What is the Internet in AP Euro?

It is the global network of interconnected computers that the AP Euro CED names as a key new communication technology in Topic 9.13 (Globalization). It multiplied connections across space and time, transformed daily European life, and accelerated the spread of ideas, commerce, and popular culture from the late 20th century onward.

Is the Internet actually on the AP Euro exam?

Yes. The CED explicitly lists the Internet under Topic 9.13 as one of the new communication technologies driving globalization, and it supports learning objective AP Euro 9.13.A. It is most likely to appear in multiple-choice questions about late 20th-century technological change or as evidence in a globalization essay.

What's the difference between the Internet and the World Wide Web?
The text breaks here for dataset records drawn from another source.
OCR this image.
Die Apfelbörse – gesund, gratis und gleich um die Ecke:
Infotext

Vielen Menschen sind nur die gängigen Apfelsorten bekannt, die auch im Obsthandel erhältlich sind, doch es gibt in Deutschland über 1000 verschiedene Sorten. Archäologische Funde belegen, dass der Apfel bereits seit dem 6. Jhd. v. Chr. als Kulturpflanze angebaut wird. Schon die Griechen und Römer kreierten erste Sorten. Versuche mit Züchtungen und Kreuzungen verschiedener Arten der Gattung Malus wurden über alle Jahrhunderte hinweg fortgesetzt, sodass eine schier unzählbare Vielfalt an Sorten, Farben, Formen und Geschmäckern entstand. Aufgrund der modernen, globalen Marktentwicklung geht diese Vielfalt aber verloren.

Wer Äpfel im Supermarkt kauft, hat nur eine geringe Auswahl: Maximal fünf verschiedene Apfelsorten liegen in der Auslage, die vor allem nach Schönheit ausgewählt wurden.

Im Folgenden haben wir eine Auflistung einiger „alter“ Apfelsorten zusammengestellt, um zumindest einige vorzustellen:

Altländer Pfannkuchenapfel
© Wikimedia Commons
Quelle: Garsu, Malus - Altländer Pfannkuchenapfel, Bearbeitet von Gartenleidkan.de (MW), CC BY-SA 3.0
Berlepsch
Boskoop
The Internet is the underlying network of connected computers, while the World Wide Web is the system of linked pages built on top of it in the early 1990s. The Web is what made the Internet usable for ordinary people, but the CED's technology list names the Internet itself.

Did everyone in Europe welcome the Internet and globalization?

No. The CED stresses that increased U.S. technology and popular culture generated both enthusiasm and criticism (KC-4.3.IV.C), and Green parties explicitly cautioned against globalization by the late 20th century (KC-4.4.III.A). That tension between connection and backlash is exactly what globalization essays reward.

How did the Internet affect European economies?

It tied European markets into global ones by enabling e-commerce, instant financial transactions, and cross-border business at unprecedented speed. This digital economic integration ran alongside the EU's political and economic integration in the same period.